Reliable Grid Forecasting: State Space Models for Safety-Critical Energy Systems
Jisoo Lee, Sunki Hong
TL;DR
The paper addresses safety-critical grid load forecasting by adopting grid-specific risk metrics that capture asymmetries between under-prediction and over-prediction. It evaluates Mamba-based state-space models on CAISO data, showing that standard accuracy metrics fail to reflect operational risk, while weather integration and tail-focused training yield substantial tail-risk reductions. The authors introduce S-Mamba, PowerMamba, and Mamba-ProbTSF architectures, compare them to iTransformer and Chronos, and demonstrate that S-Mamba achieves the lowest tail Reserve_99.5% margin (14.12%), with weather-enabled variants reducing large errors by up to ~40% and improving resilience under extreme conditions.

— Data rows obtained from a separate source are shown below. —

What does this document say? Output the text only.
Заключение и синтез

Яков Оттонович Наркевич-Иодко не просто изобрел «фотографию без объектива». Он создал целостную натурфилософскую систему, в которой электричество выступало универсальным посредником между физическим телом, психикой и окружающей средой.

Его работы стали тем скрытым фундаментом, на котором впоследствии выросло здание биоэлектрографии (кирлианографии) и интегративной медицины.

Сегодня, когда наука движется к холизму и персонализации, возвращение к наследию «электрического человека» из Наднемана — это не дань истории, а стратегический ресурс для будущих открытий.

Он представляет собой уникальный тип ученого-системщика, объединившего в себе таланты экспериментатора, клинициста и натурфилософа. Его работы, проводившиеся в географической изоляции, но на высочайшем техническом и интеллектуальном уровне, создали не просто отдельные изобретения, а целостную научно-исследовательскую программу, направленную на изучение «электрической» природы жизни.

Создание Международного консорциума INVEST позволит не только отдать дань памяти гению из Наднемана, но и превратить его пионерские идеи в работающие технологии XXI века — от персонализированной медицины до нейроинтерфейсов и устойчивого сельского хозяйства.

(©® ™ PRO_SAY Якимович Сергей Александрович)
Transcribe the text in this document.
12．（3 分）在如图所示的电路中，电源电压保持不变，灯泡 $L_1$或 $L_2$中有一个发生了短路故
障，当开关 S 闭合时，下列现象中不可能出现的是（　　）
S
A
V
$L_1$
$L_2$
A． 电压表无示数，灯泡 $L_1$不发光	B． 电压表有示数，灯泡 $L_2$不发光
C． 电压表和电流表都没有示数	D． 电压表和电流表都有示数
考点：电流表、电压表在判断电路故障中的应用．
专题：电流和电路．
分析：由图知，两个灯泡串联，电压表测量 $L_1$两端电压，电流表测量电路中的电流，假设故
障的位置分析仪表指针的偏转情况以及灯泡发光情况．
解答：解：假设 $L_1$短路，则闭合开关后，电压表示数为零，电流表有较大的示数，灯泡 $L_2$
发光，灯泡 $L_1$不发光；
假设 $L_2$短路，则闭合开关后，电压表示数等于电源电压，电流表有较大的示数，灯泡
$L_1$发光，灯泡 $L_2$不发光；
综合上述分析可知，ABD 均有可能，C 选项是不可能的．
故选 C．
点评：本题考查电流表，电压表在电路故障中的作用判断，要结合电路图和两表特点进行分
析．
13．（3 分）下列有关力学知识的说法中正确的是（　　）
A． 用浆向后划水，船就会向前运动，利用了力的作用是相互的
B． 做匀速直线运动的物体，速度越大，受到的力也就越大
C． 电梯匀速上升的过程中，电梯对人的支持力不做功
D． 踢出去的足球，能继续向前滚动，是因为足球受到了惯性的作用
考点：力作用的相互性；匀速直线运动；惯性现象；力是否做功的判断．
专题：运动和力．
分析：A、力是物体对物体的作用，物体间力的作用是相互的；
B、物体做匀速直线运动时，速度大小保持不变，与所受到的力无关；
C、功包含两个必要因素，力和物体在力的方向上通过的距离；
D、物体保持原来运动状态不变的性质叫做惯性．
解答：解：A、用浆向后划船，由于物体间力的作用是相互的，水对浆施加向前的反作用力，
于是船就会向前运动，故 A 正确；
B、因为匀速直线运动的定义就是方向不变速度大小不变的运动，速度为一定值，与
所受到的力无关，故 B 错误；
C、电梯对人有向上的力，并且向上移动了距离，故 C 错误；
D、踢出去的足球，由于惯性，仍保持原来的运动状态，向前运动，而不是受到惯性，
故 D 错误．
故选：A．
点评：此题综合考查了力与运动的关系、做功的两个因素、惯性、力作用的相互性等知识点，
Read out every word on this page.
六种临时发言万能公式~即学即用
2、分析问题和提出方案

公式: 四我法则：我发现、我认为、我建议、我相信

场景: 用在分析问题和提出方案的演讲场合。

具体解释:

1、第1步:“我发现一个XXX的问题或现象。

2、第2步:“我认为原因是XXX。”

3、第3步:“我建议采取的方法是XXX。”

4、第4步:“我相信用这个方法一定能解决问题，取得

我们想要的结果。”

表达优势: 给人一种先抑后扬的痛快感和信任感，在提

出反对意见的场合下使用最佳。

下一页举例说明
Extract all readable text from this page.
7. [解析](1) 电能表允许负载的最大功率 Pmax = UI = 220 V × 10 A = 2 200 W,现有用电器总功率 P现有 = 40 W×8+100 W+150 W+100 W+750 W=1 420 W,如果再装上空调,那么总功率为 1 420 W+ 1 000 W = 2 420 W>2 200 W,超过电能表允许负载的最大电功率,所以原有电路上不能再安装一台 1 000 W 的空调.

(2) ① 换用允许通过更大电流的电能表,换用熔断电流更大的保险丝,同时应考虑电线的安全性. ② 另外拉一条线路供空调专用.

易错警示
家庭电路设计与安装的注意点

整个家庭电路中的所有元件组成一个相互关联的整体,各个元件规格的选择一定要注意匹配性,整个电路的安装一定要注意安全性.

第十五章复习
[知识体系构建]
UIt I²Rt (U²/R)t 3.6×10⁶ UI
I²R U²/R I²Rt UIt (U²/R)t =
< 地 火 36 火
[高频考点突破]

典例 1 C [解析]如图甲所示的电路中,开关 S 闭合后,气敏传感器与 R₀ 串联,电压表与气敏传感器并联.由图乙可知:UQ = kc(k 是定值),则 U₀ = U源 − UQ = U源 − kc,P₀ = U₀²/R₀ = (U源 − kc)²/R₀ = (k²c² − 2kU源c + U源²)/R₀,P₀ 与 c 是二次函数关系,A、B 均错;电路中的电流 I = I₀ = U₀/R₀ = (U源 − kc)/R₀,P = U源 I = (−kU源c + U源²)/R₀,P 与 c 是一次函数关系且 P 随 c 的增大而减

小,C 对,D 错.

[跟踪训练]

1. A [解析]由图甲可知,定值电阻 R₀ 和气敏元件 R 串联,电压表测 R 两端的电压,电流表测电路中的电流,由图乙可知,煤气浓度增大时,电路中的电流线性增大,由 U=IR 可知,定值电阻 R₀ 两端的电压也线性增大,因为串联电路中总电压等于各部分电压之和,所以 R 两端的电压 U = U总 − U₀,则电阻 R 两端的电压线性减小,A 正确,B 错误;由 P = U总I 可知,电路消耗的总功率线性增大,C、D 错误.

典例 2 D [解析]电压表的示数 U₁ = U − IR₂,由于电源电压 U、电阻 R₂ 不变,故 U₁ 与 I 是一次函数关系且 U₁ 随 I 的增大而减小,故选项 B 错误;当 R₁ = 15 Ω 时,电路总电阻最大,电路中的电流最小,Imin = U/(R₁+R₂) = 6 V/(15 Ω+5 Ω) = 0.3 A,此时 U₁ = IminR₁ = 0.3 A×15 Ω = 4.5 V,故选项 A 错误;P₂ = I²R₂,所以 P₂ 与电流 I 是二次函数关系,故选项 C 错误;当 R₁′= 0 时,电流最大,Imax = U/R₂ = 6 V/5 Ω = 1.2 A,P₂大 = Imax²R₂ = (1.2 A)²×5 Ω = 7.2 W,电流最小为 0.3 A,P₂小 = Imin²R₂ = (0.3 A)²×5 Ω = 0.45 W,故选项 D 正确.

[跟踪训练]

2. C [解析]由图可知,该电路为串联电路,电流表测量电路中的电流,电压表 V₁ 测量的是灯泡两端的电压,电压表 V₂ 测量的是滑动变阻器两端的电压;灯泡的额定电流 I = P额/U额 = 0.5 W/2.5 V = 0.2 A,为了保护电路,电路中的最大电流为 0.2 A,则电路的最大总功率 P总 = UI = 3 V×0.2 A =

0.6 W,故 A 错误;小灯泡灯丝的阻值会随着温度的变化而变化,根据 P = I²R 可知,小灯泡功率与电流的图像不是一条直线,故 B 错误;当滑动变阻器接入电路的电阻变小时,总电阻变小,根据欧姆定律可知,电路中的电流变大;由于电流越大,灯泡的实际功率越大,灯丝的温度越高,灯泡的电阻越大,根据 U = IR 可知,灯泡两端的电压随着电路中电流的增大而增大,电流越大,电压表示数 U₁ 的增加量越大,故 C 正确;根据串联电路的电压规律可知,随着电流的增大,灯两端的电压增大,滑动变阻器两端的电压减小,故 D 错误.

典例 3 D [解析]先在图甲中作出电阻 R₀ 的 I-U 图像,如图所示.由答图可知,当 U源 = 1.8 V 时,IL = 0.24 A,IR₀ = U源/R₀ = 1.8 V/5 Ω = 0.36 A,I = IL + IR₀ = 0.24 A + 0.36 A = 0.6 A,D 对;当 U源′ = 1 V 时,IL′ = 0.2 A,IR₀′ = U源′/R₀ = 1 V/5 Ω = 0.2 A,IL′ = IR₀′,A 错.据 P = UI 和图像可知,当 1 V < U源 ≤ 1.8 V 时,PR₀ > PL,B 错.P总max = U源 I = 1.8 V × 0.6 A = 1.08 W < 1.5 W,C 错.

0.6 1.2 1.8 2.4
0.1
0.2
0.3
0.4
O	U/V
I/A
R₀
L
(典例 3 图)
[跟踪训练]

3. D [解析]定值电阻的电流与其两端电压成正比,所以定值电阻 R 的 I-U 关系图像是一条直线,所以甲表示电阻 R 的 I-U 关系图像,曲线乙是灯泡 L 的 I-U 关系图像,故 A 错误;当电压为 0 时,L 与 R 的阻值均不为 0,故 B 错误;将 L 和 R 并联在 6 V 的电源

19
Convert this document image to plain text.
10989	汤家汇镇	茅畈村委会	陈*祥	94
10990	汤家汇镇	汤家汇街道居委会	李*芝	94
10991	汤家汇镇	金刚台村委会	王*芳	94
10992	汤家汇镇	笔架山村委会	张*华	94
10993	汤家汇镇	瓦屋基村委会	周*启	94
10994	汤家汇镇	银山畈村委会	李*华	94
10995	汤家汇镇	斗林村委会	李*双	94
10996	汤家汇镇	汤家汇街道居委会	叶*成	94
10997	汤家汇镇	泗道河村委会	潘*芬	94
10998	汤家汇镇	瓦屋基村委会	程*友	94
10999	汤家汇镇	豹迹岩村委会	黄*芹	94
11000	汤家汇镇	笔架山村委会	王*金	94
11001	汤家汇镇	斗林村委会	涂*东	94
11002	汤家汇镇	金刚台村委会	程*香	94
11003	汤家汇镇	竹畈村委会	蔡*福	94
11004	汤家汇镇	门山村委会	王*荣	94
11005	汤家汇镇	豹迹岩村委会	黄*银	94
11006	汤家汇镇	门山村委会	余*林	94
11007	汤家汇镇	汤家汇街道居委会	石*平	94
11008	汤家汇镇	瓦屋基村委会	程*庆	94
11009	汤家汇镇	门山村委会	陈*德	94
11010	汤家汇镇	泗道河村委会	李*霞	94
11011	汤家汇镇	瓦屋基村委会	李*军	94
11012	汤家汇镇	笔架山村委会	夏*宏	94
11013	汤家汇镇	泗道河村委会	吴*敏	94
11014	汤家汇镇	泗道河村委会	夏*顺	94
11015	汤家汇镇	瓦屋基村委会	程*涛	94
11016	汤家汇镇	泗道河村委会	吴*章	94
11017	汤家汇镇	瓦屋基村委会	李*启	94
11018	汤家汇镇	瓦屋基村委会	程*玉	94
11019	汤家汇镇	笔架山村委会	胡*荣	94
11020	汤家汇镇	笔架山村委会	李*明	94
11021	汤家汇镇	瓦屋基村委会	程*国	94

The work also discusses practical deployment implications, including computational efficiency and the need for covariate-driven, weather-aware forecasting to support reliable, low-cost grid operations.
Abstract
Accurate grid load forecasting is safety-critical: under-predictions risk supply shortfalls, while symmetric error metrics mask this operational asymmetry. We introduce a grid-specific evaluation framework--Asymmetric MAPE, Under-Prediction Rate, and Reserve Margin--that directly measures operational risk rather than statistical accuracy alone. Using this framework, we conduct a systematic evaluation of Mamba-based State Space Models for California grid forecasting on a weather-aligned CAISO TAC-area dataset spanning Nov 2023--Nov 2025 (84,498 hourly records across 5 transmission areas). Our analysis reveals that standard accuracy metrics are poor proxies for operational safety: models with identical MAPE can require vastly different reserve margins. We demonstrate that forecast errors are weakly but significantly associated with temperature (r = 0.16, p < 10^{-16}), motivating weather-aware modeling rather than loss function modification alone. The S-Mamba model achieves the lowest Reserve_{99.5}% margin (14.12%) compared to 16.66% for iTransformer, demonstrating superior forecast reliability under a 99.5th-percentile tail-risk reserve proxy.